With the release of the Global Embedded Metadata Graph, we've been seeing firsthand just how bad the state of JSON compliance is in the JSON-LD blocks of news websites around the world, from simple errors like misplaced commas or carriage returns splitting fields, to more complex errors like name overlap and name/value inversion. Our initial intent for the GEMG was to preserve JSON-LD blocks exactly as they appeared, to enable both semantic research into their contents and structural research into common forms of errors in their instantiation. Instead, the feedback we've heard is that most researchers interested in structural questions like how often commas are misplaced or how often a particular JSON rule is violated would be better served by a purpose-built dataset for that specific use case, whereas the overwhelming majority of users of the GEMG appear interested only in the contents of the JSON-LD block not its form, to understand patterns in what kinds of fields are specified or to use fields like keywords to better understand articles or to reach beyond the 65 languages that GDELT live-translates through GDELT Translingual. We are also hearing of a lot of problems with standards-strict JSON parsers failing when encountering the non-standard JSON often present in JSON-LD blocks.
Towards this end, we're excited to announce today a filtering and JSON correction facility for the GEMG that performs JSON validation (validating only that it is parseable JSON, not that it conforms to the Schema.org standard) on every single JSON-LD block it encounters that corrects many kinds of common errors. Irrecoverable JSON-LD blocks that cannot be readily corrected are now excluded from the dataset to eliminate fatal JSON parsing errors.
We also now automatically correct many kinds of Unicode errors, including improper and non-compliant encoding like UTF-32 sequences within UTF-8 blocks.
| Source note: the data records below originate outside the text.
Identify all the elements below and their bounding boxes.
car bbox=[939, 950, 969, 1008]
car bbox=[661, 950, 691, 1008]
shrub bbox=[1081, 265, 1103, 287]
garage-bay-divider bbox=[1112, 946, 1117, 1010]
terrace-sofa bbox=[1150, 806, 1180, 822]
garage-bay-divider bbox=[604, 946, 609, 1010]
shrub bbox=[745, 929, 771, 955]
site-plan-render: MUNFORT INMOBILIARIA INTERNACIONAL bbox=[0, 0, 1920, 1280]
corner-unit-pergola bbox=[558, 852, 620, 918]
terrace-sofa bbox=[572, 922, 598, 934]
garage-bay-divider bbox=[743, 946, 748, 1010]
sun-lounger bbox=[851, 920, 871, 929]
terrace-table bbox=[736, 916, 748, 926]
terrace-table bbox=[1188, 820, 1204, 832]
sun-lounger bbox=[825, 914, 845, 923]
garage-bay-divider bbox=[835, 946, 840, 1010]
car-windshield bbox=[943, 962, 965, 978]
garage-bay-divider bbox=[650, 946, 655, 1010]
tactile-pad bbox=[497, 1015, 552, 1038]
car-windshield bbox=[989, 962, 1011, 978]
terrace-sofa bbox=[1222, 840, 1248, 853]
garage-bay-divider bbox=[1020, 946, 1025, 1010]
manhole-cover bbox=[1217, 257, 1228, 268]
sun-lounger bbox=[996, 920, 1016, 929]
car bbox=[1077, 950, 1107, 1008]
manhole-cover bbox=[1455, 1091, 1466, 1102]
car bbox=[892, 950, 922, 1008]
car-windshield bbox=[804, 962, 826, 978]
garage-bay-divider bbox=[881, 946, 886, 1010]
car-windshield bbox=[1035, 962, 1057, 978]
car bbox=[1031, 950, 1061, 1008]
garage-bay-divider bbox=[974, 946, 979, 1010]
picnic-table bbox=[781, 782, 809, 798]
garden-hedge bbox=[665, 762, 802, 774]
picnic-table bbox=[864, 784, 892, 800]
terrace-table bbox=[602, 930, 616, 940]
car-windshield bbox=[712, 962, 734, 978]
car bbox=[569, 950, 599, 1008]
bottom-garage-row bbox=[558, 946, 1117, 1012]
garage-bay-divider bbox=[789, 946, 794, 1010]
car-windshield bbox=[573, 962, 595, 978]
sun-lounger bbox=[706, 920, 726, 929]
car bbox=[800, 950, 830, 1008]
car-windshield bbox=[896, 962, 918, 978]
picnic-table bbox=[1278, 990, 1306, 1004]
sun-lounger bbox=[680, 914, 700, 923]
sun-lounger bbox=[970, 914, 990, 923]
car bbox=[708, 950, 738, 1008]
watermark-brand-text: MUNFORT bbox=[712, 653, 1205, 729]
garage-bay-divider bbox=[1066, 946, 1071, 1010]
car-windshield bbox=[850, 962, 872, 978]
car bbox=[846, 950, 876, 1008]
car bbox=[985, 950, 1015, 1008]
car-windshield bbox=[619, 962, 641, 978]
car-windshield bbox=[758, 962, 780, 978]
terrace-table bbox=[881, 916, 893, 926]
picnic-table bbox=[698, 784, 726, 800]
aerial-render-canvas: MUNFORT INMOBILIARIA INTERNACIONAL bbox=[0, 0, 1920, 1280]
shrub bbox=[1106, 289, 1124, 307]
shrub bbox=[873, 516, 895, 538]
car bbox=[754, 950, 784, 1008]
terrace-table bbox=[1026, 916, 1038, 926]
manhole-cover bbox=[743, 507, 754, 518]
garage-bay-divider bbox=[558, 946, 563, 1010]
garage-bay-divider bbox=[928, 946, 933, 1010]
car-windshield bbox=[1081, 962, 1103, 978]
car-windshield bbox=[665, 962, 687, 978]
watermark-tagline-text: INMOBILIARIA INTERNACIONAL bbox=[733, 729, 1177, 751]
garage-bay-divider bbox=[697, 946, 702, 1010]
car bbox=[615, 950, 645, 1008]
We also automatically unescape HTML character escapes within both <META> tags and JSON-LD blocks to make analysis easier. We rewrite each JSON-LD block with these changes, meaning the specific ordering of fields is now nondeterministic (if the original block had "url, title, keywords" the new version might have ordering "title, keywords, url," etc), but all nesting and structural positioning is preserved as-is.
The end result is that the GEMG dataset should no longer contain invalid JSON blocks or invalid or noncompliant Unicode escapes that cause parser errors, making it much easier to work with the data!